Um teólogo (des)embrulhado na (p)an(d)emia (2)

Por Alexandre Freire Duarte

Volto a ter que admitir que pode ter sido por um mera distorção que surgiram as inquietações que estão por detrás destas palavras. Se calhar deveria crer nisso, todavia é verdade que diversas vezes me interroguei, durante este confinamento que atravessamos e apesar de ser comum dizer-se que ninguém é ateu no momento de um naufrágio, acerca de quantas mais pessoas, além das cinco franciscanas refugiadas que viajavam no navio Deutschland, oraram a Deus quando esse barco se afundava (cf. Mt. 8,24). Deveras, só sabemos que elas, porquanto fortalecidas com a vacina da firmeza do amor, o fizeram, tal como nos garantiu, se necessário fosse e numa metonímia, Gerard Manley Hopkins no poema épico “O naufrágio do Deutschland: «Irmã, uma irmã chamando / Um mestre – seu mestre e meu!» (cf. Jr. 32,17).
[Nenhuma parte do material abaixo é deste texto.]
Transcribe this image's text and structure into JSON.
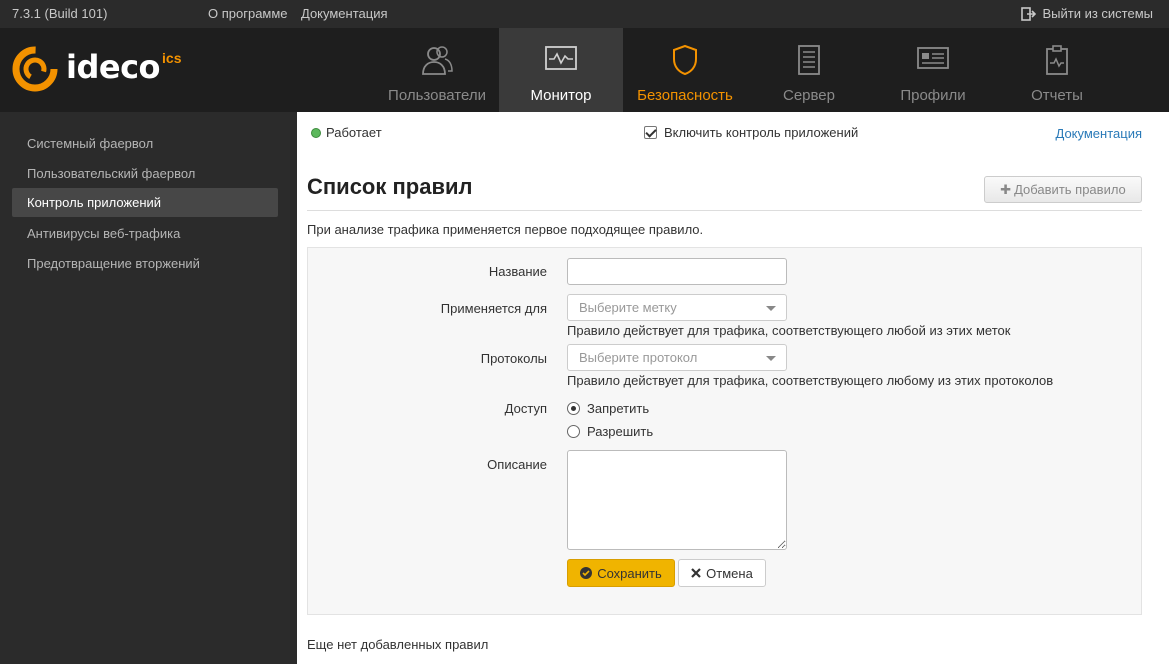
{
  "topbar": {
    "version": "7.3.1 (Build 101)",
    "about": "О программе",
    "docs": "Документация",
    "logout": "Выйти из системы"
  },
  "logo": {
    "word": "ideco",
    "suffix": "ics"
  },
  "nav": [
    {
      "label": "Пользователи",
      "icon": "users-icon"
    },
    {
      "label": "Монитор",
      "icon": "monitor-icon"
    },
    {
      "label": "Безопасность",
      "icon": "shield-icon"
    },
    {
      "label": "Сервер",
      "icon": "server-icon"
    },
    {
      "label": "Профили",
      "icon": "profile-card-icon"
    },
    {
      "label": "Отчеты",
      "icon": "clipboard-icon"
    }
  ],
  "sidebar": {
    "items": [
      {
        "label": "Системный фаервол"
      },
      {
        "label": "Пользовательский фаервол"
      },
      {
        "label": "Контроль приложений"
      },
      {
        "label": "Антивирусы веб-трафика"
      },
      {
        "label": "Предотвращение вторжений"
      }
    ]
  },
  "main": {
    "status": "Работает",
    "enable_label": "Включить контроль приложений",
    "doc_link": "Документация",
    "title": "Список правил",
    "add_rule": "Добавить правило",
    "hint": "При анализе трафика применяется первое подходящее правило.",
    "empty": "Еще нет добавленных правил"
  },
  "form": {
    "name_label": "Название",
    "name_value": "",
    "applies_label": "Применяется для",
    "applies_placeholder": "Выберите метку",
    "applies_help": "Правило действует для трафика, соответствующего любой из этих меток",
    "protocols_label": "Протоколы",
    "protocols_placeholder": "Выберите протокол",
    "protocols_help": "Правило действует для трафика, соответствующего любому из этих протоколов",
    "access_label": "Доступ",
    "access_deny": "Запретить",
    "access_allow": "Разрешить",
    "description_label": "Описание",
    "save": "Сохранить",
    "cancel": "Отмена"
  },
  "colors": {
    "accent": "#f39200",
    "save_button": "#f0b400",
    "link": "#2a7ab8",
    "status_ok": "#5cb85c"
  }
}
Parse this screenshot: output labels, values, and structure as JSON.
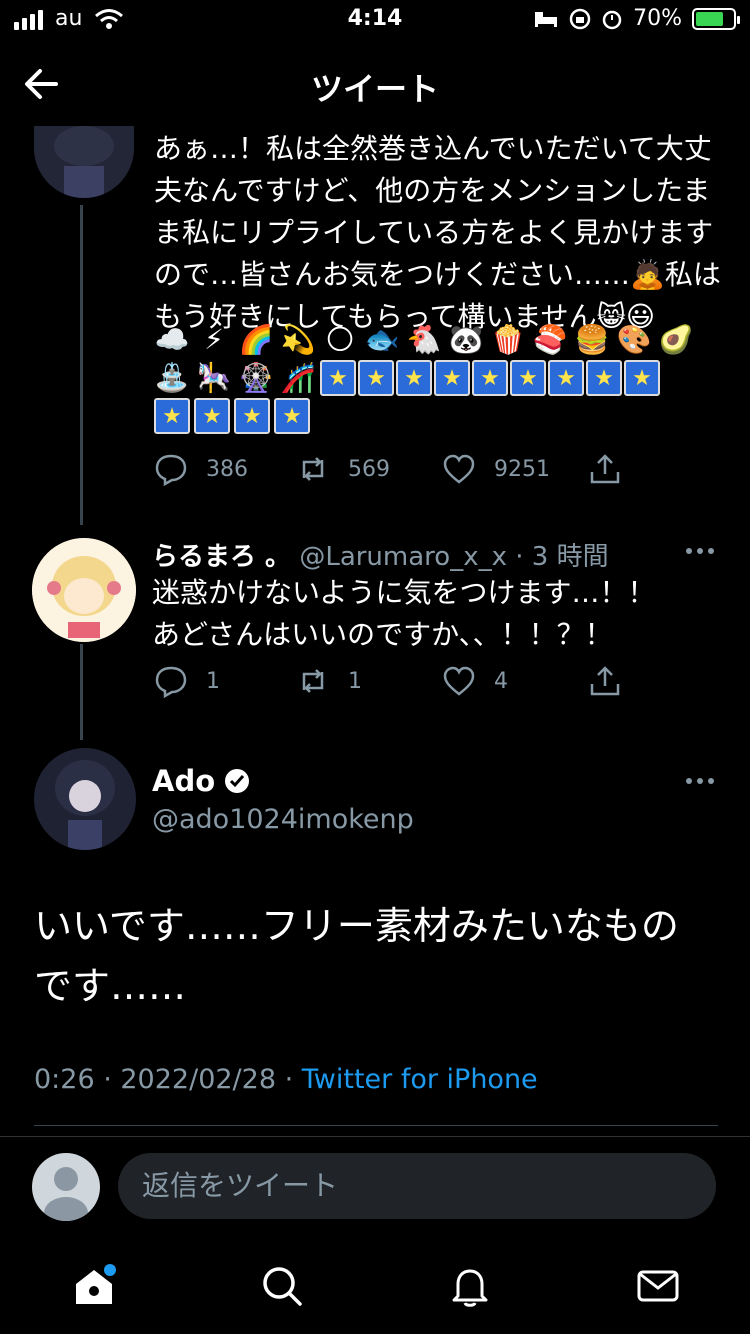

Um Mestre, Jesus, que Se converteu no nosso Barqueiro para o Pai, tendo como auxiliar a dama da piedade e da afeição, Maria. Aquela que abraça as margens justapostas da vida e daquela morte que, para quem a vê nos outros, é sempre uma saudade amorosa da vida. Mas isto apenas se, agora que nos calhou viver esta (p)an(d)emia, formos capazes de descobrir, no meio desta, horizontes de alento (cf. Job 36,15s) através de rostos e de mãos de amor que, no nosso lamento pela Cristandade que já não volta, criamos (e será que queríamos?) perdidos da humanidade.

Para isso, há que, como disse um Papa Francisco que não poucos desejam ver partir mais rapidamente do que o vírus vindo da China, deixar cair as «falsas e supérfluas seguranças» e voltar a rejubilar com o fundamental. Quer dizer: não só com os eventuais avanços científicos (que por si só nunca saciarão o nosso coração) de peritos em competição com outros peritos. Antes, sobretudo e como escreveu George Herbert no seu poema “Jordão”, com a simplicidade dos amadores «pastores cantores, que são gente honrada; / quem quiser brinque com enigmas / (…) mas aqueles puramente dizem “meu Deus, meu Rei”» (cf. Lc. 2,20; Jr. 37,20).

É urgente, portanto e mesmo que na obscuridade de tantas ausências, estarmos na nossa verdade quando tantos benfeitores anónimos, quais a inominada escrava de Naamã (cf. 2Rs. 5,2s), se cruzarem connosco. Urge, pois e quiçá arrependidos de os termos menosprezado (e até maltratado), termos olhos para tantos que nos ajudam a viver bem a caminho do vivermos eternamente: a condutora de transportes públicos, o parteiro, o enfermeiro, a coveira, o padre, o padeiro, o professor, o empregado de supermercados, a varredora de ruas, etc. Todos esses para quem, com a nossa suposta superioridade, talvez nos evadimos de cruzar os nossos olhos com os seus, nem lhes dissemos, de uma ou outra forma, que podiam voltar os seus para os nossos, até para que, desse modo, lhes testemunhássemos o nosso reconhecimento pela sua infinita dignidade (cf. Lc. 22,61; At. 3,4).

Nem só dor e morte nos trouxe o Covid-19, mas igualmente inspirações para vivermos no amor maior e mais alegre de que formos capazes. Não o da diversão dos frutos só alcançáveis por regalias, mas o da alegria que, tocando o centro do ser humano num transbordar de sentido, sabemos emparelhada com a dolorosa morte ao egoísmo (e as suas ressacas, tristezas e vazios). Aquela morte que nos abre ao acolhimento vital da mais extraordinária mensagem da história – a saber: que Deus não é o nosso pior adversário, mas o nosso melhor aliado –, mas que a nós também foi comunicada ao mesmo tempo que éramos recordados das dores dos partos e da maternidade (cf. Jo. 16,21).